Waar komt deze dubbelzinnigheid dan vandaan? Onder andere door een té oppervlakkige lezing van bijbelteksten die eigenlijk werken als een soort snelkoppeling. Door zo’n manier van lezen wordt het middelste stadium omzeild. Dit stadium is nu juist de liefde. Wat ons leven kan geven, wat ons redt, is alleen de liefde. Het lijden heeft geen enkele waarde op zich en werkt meestal vernietigend. Toch kunnen er momenten zijn waarin iemand ertoe gebracht wordt om onbegrijpelijk lijden te ondergaan, teneinde trouw te blijven aan de liefde. Juist de teksten van het Nieuwe Testament die het lijden lijken te verheerlijken, roemen in feite Gods liefde, die bestaat in totale zelfgave ter wille van hen die Hij liefheeft. Johannes zegt ons dat heel duidelijk: “De grootste liefde die iemand zijn vrienden kan betonen, bestaat hierin dat hij zijn leven voor hen geeft.” (Joh 15,13)
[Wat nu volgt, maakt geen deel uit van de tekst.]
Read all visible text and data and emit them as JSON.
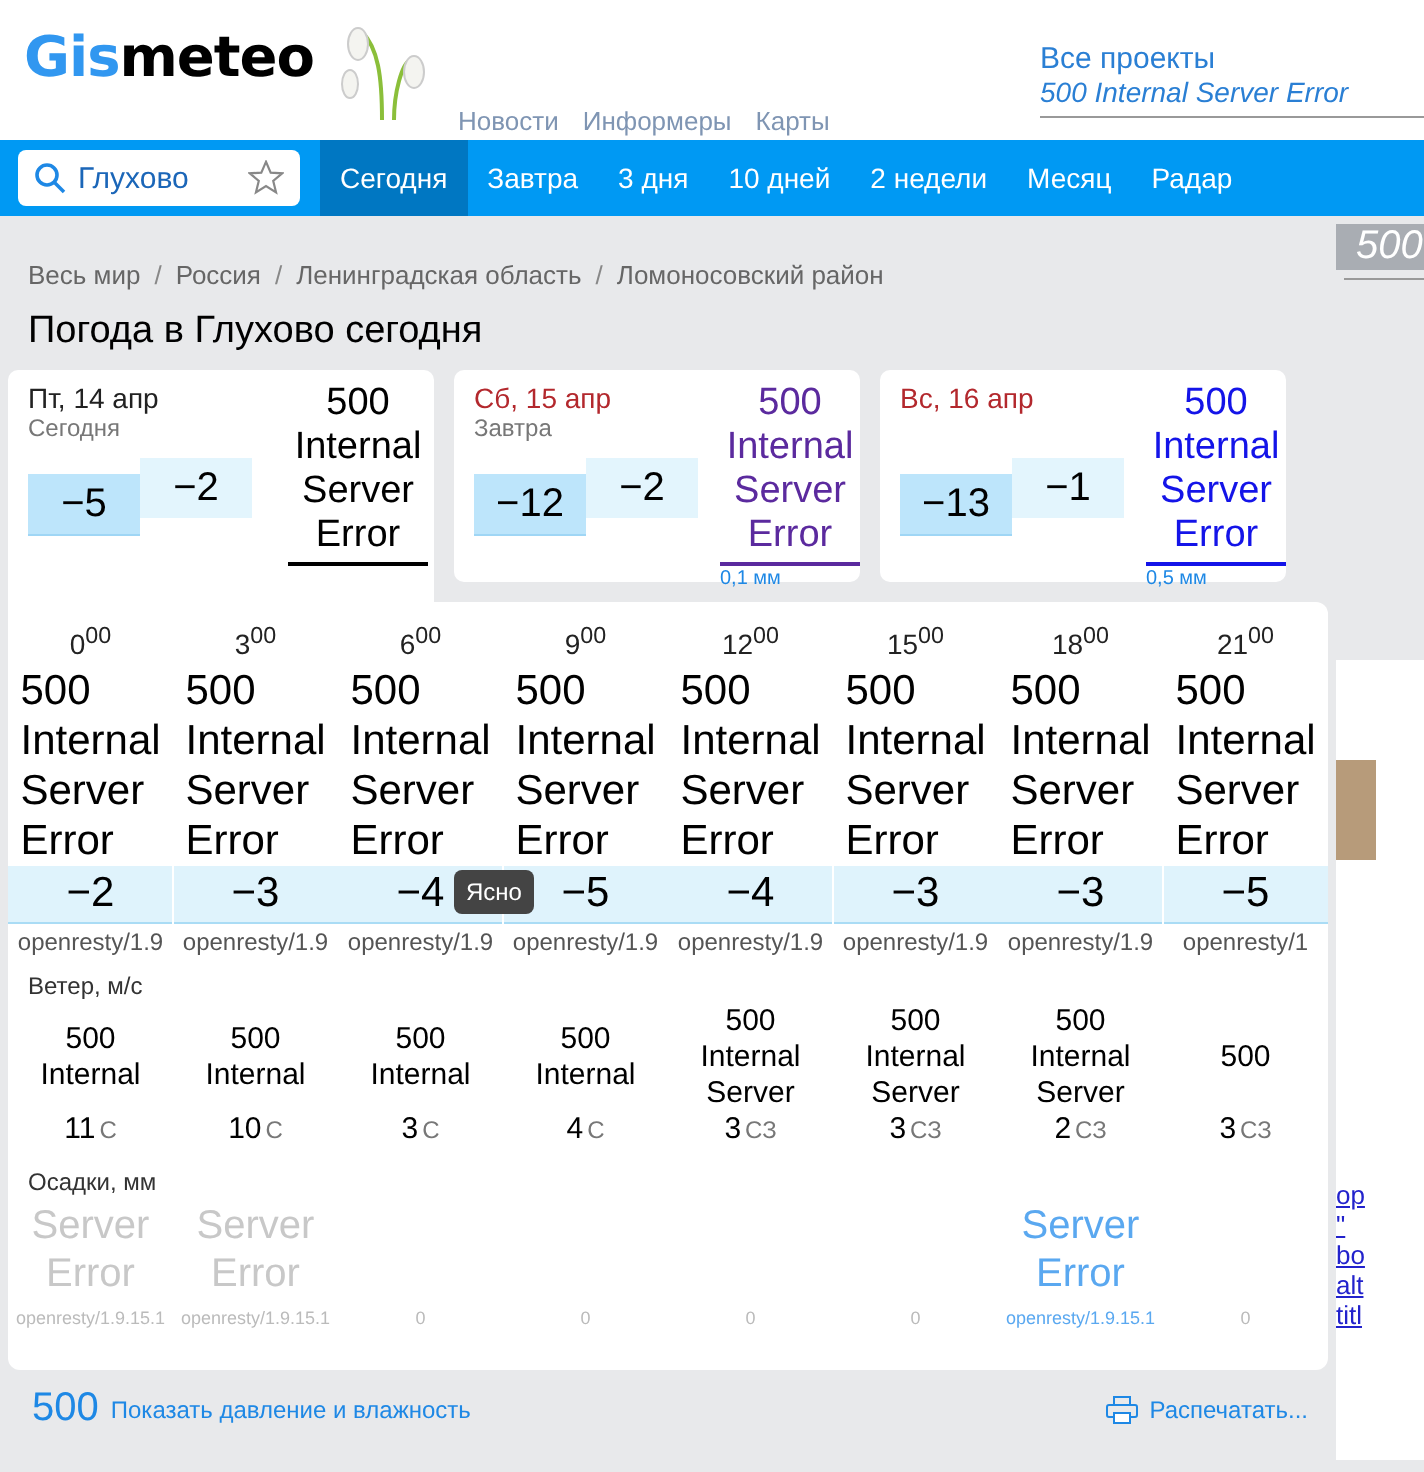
{
  "logo": {
    "part1": "Gis",
    "part2": "meteo"
  },
  "header_links": {
    "projects": "Все проекты",
    "error": "500 Internal Server Error"
  },
  "hidden_menu": [
    "Новости",
    "Информеры",
    "Карты"
  ],
  "search": {
    "value": "Глухово"
  },
  "tabs": [
    {
      "label": "Сегодня",
      "selected": true
    },
    {
      "label": "Завтра",
      "selected": false
    },
    {
      "label": "3 дня",
      "selected": false
    },
    {
      "label": "10 дней",
      "selected": false
    },
    {
      "label": "2 недели",
      "selected": false
    },
    {
      "label": "Месяц",
      "selected": false
    },
    {
      "label": "Радар",
      "selected": false
    }
  ],
  "breadcrumbs": [
    {
      "label": "Весь мир"
    },
    {
      "sep": "/",
      "label": "Россия"
    },
    {
      "sep": "/",
      "label": "Ленинградская область"
    },
    {
      "sep": "/",
      "label": "Ломоносовский район"
    }
  ],
  "page_title": "Погода в Глухово сегодня",
  "days": [
    {
      "date": "Пт, 14 апр",
      "note": "Сегодня",
      "weekend": false,
      "selected": true,
      "min": "−5",
      "max": "−2",
      "error": "500 Internal Server Error",
      "color": "#000000"
    },
    {
      "date": "Сб, 15 апр",
      "note": "Завтра",
      "weekend": true,
      "selected": false,
      "min": "−12",
      "max": "−2",
      "error": "500 Internal Server Error",
      "color": "#5b2a9e",
      "precip": "0,1 мм"
    },
    {
      "date": "Вс, 16 апр",
      "weekend": true,
      "selected": false,
      "min": "−13",
      "max": "−1",
      "error": "500 Internal Server Error",
      "color": "#1414e8",
      "precip": "0,5 мм"
    }
  ],
  "hours": [
    {
      "time": "0$^{00}$",
      "error": "500 Internal Server Error",
      "temp": "−2",
      "server": "openresty/1.9",
      "wind_error": "500 Internal",
      "wind": "11",
      "dir": "С",
      "precip_error": "Server Error",
      "color": "#c8c8c8",
      "precip": "openresty/1.9.15.1"
    },
    {
      "time": "3$^{00}$",
      "error": "500 Internal Server Error",
      "temp": "−3",
      "server": "openresty/1.9",
      "wind_error": "500 Internal",
      "wind": "10",
      "dir": "С",
      "precip_error": "Server Error",
      "color": "#c8c8c8",
      "precip": "openresty/1.9.15.1"
    },
    {
      "time": "6$^{00}$",
      "error": "500 Internal Server Error",
      "temp": "−4",
      "server": "openresty/1.9",
      "wind_error": "500 Internal",
      "wind": "3",
      "dir": "С",
      "precip": "0"
    },
    {
      "time": "9$^{00}$",
      "error": "500 Internal Server Error",
      "temp": "−5",
      "server": "openresty/1.9",
      "wind_error": "500 Internal",
      "wind": "4",
      "dir": "С",
      "precip": "0"
    },
    {
      "time": "12$^{00}$",
      "error": "500 Internal Server Error",
      "temp": "−4",
      "server": "openresty/1.9",
      "wind_error": "500 Internal Server",
      "wind": "3",
      "dir": "СЗ",
      "precip": "0"
    },
    {
      "time": "15$^{00}$",
      "error": "500 Internal Server Error",
      "temp": "−3",
      "server": "openresty/1.9",
      "wind_error": "500 Internal Server",
      "wind": "3",
      "dir": "СЗ",
      "precip": "0"
    },
    {
      "time": "18$^{00}$",
      "error": "500 Internal Server Error",
      "temp": "−3",
      "server": "openresty/1.9",
      "wind_error": "500 Internal Server",
      "wind": "2",
      "dir": "СЗ",
      "precip_error": "Server Error",
      "color": "#5aa8f0",
      "precip": "openresty/1.9.15.1"
    },
    {
      "time": "21$^{00}$",
      "error": "500 Internal Server Error",
      "temp": "−5",
      "server": "openresty/1",
      "wind_error": "500",
      "wind": "3",
      "dir": "СЗ",
      "precip": "0"
    }
  ],
  "tooltip": "Ясно",
  "wind_label": "Ветер, м/с",
  "precip_label": "Осадки, мм",
  "footer": {
    "pressure_link": "Показать давление и влажность",
    "error": "500",
    "print": "Распечатать..."
  },
  "side": {
    "error": "500",
    "links": [
      "op",
      "\"",
      "bo",
      "alt",
      "titl"
    ]
  }
}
In de zin “Christus heeft voor u geleden” (1 Petrus 2,21) bijvoorbeeld, drukt het “voor u” het middelste stadium uit: de aanwezigheid van de liefde. In zijn Zoon heeft God zich zover verenigd met ons menszijn dat Hij uit liefde de minste plaats heeft ingenomen. Zo is het kruis de uitdrukking van een absolute solidariteit (zie Filippenzen 2,6-8). Als Paulus schrijft dat hij deelt in Christus’ lijden (bijv. 2 Korintiërs 1,5; Filippenzen 3,10; Kolossenzen 1,24), drukt hij in feite zijn verlangen uit om zich, in navolging van Jezus, zonder berekening voor anderen in te zetten. Omdat Christus het lijden van ons leven uit liefde op zich heeft genomen, kan dit lijden niet meer als een verdiende straf of een blind en absurd lot beleefd worden. Het wordt tot een ontmoeting met de Liefde en een weg naar het Leven.